Bhuswargo Bhayankar ( Peril in Paradise )
- Author: Satyajit Ray
- Translator: Gopa Majumdar
- Language: Bengali
- Genre: Detective fiction
- Publisher: Ananda Publishers
- Publication date: 1987
- Publication place: India
- Pages: 25

= Bhuswargo Bhayankar =

1987 novel by Satyajit Ray

Bhuswargo Bhayankar is a short novel by Satyajit Ray featuring the private detective Feluda, published in 1987.

==Plot summary==
In this case, Feluda, Topshe and Jatayu go to Srinagar and Kashmir where they come across a spine chilling mystery. They meet a retired judge, Siddheshwar Mallick, and his group who have also come for a holiday. They travel together to Gulmarg, Khilanmarg and Pahalgam. The judge has given the death sentence to many convicts in a career spanning three decades and wants to find out whether he had made a mistake in doing so by calling the spirits of those convicts by planchette.

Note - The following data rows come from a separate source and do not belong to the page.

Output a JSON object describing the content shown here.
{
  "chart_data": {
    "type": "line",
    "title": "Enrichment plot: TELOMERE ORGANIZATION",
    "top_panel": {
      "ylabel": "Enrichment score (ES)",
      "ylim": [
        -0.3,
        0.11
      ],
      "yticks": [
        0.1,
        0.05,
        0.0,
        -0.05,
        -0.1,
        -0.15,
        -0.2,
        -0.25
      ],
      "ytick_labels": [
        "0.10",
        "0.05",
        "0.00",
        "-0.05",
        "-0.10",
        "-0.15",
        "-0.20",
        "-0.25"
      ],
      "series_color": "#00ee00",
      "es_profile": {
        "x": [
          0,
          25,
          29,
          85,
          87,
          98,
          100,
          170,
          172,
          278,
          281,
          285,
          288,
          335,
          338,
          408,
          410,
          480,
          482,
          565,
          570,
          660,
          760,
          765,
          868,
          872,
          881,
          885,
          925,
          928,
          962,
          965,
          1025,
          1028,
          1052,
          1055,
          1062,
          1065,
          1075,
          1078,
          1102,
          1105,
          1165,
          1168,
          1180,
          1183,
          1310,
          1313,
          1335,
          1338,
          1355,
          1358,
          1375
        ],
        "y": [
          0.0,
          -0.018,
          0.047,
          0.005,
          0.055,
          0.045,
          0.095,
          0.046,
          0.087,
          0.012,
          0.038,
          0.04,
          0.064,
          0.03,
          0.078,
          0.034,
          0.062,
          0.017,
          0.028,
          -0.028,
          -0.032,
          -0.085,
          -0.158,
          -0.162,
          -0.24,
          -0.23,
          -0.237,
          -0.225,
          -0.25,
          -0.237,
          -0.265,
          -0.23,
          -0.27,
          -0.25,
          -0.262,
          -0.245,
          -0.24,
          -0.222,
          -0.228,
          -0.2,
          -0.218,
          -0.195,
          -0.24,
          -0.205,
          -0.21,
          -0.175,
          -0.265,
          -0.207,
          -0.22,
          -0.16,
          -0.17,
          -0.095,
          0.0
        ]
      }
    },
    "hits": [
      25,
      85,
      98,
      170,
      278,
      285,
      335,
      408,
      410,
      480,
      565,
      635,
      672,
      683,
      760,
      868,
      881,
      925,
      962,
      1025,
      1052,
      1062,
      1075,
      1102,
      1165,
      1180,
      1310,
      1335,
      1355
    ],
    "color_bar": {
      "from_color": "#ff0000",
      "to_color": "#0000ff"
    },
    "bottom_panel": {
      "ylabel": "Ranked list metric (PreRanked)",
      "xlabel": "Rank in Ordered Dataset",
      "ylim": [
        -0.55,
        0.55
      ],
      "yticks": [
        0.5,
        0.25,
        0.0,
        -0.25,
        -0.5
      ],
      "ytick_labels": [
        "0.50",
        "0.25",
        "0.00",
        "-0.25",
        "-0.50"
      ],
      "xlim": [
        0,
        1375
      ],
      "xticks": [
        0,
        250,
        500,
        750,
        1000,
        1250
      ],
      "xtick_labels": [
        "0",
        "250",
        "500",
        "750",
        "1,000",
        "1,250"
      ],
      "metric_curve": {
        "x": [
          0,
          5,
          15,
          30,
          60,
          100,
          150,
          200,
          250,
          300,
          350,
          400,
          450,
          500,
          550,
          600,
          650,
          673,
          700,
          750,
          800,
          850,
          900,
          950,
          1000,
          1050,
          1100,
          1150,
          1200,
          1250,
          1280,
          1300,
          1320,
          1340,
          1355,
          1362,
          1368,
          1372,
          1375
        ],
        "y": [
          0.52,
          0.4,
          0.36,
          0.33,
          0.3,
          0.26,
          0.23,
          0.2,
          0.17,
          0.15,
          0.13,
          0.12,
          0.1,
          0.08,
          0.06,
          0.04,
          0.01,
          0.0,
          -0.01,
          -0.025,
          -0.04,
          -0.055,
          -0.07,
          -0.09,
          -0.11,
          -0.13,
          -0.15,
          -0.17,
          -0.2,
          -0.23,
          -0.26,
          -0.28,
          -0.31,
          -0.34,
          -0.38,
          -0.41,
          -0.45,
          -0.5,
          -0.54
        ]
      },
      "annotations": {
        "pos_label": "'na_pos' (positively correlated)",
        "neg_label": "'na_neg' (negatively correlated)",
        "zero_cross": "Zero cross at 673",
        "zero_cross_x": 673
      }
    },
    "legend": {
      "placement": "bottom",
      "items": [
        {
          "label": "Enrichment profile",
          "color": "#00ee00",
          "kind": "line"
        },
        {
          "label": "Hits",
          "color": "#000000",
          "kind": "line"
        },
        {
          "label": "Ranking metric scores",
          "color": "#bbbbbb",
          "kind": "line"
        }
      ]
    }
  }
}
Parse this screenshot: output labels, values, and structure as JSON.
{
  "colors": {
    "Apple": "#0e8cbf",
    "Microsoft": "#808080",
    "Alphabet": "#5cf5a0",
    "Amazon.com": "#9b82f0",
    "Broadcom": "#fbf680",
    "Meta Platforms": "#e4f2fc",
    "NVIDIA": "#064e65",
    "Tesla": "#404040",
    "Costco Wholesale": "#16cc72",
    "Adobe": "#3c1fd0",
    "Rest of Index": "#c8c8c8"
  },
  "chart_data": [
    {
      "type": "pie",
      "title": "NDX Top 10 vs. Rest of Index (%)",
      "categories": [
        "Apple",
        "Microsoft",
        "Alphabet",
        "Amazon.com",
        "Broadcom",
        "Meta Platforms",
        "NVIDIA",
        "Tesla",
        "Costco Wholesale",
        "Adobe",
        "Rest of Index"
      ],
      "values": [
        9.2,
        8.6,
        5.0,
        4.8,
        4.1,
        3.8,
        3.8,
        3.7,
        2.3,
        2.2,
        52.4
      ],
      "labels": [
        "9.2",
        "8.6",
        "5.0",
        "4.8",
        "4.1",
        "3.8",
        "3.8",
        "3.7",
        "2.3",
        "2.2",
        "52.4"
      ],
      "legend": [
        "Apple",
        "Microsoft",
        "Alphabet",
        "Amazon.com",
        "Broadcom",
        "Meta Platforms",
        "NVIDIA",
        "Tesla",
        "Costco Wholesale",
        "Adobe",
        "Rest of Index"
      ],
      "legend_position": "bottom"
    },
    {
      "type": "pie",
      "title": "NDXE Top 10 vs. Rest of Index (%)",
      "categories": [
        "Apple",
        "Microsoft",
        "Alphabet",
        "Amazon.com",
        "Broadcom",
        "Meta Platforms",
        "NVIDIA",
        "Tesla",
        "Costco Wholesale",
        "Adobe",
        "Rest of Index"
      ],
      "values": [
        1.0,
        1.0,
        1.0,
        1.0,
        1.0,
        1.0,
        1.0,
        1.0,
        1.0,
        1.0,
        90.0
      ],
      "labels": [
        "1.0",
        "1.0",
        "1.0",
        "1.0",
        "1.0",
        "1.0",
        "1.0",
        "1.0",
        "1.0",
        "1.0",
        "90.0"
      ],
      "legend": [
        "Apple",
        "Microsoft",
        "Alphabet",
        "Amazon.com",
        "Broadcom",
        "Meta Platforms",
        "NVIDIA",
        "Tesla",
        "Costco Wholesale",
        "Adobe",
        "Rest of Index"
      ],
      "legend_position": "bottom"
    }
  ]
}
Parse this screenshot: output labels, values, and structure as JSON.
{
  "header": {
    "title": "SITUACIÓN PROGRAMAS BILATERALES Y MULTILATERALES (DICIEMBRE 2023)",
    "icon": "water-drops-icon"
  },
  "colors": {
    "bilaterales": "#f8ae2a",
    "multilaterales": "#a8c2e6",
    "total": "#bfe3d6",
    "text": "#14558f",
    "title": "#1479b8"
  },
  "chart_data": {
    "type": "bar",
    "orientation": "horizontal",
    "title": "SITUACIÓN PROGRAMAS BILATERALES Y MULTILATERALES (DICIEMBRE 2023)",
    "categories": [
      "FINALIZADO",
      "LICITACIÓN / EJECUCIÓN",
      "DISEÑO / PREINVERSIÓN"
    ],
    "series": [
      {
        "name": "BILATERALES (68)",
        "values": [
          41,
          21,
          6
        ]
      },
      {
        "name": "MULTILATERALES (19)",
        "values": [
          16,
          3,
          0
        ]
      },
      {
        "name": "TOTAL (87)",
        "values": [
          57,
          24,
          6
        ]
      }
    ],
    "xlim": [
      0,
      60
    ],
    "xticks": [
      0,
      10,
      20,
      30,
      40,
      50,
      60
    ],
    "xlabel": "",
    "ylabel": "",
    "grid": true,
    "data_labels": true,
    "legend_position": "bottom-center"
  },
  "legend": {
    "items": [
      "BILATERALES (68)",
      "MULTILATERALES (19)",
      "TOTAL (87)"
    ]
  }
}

The judge suffers from angina due to which he had to voluntarily retire at the age of 65 and he has a son, who is addicted to gambling. He finds out that he had misjudged two of his cases, one of a Bihari and another of a Kashmiri. In the meanwhile, there are life attempts on the judge's son Vijay and on Feluda twice. Soon after, during Pahalgam visit, the judge gets murdered and a precious diamond ring worn on his right hand gets stolen. Feluda reveals that the life attempt on Vijay was by the judge's bearer, Prayag, who is revealed to be the father of one of the innocent convicts and the murder was committed by two people, the judge's son, Vijay who had huge debts upon him, and one of the people who had joined the holidaying group, who is revealed to be the son of Manohar Sapru, another one of the innocent convicts.

==Film==
Director Srijit Mukherji announced that a mystery thriller web series is on the way based on the story named Bhuswargo Bhoyonkar (Feludar Goyendagiri season 2). The shooting was finished in January 2023. That has released in Hoichoi OTT. Tota Roy Chowdhury will play the role of Feluda, Anirban Chakrabarty as Jatayu and Kalpan Mitra as Topse. Riddhi Sen acted in the role of the judge's private secretary.

The film adds a narrative of violence and instability in Kashmir, with a foregrounding technique involving a narrated tale of political instability in Kashmir centred around elections. This narrative, though absent in the source text, was used as a cinematic filler.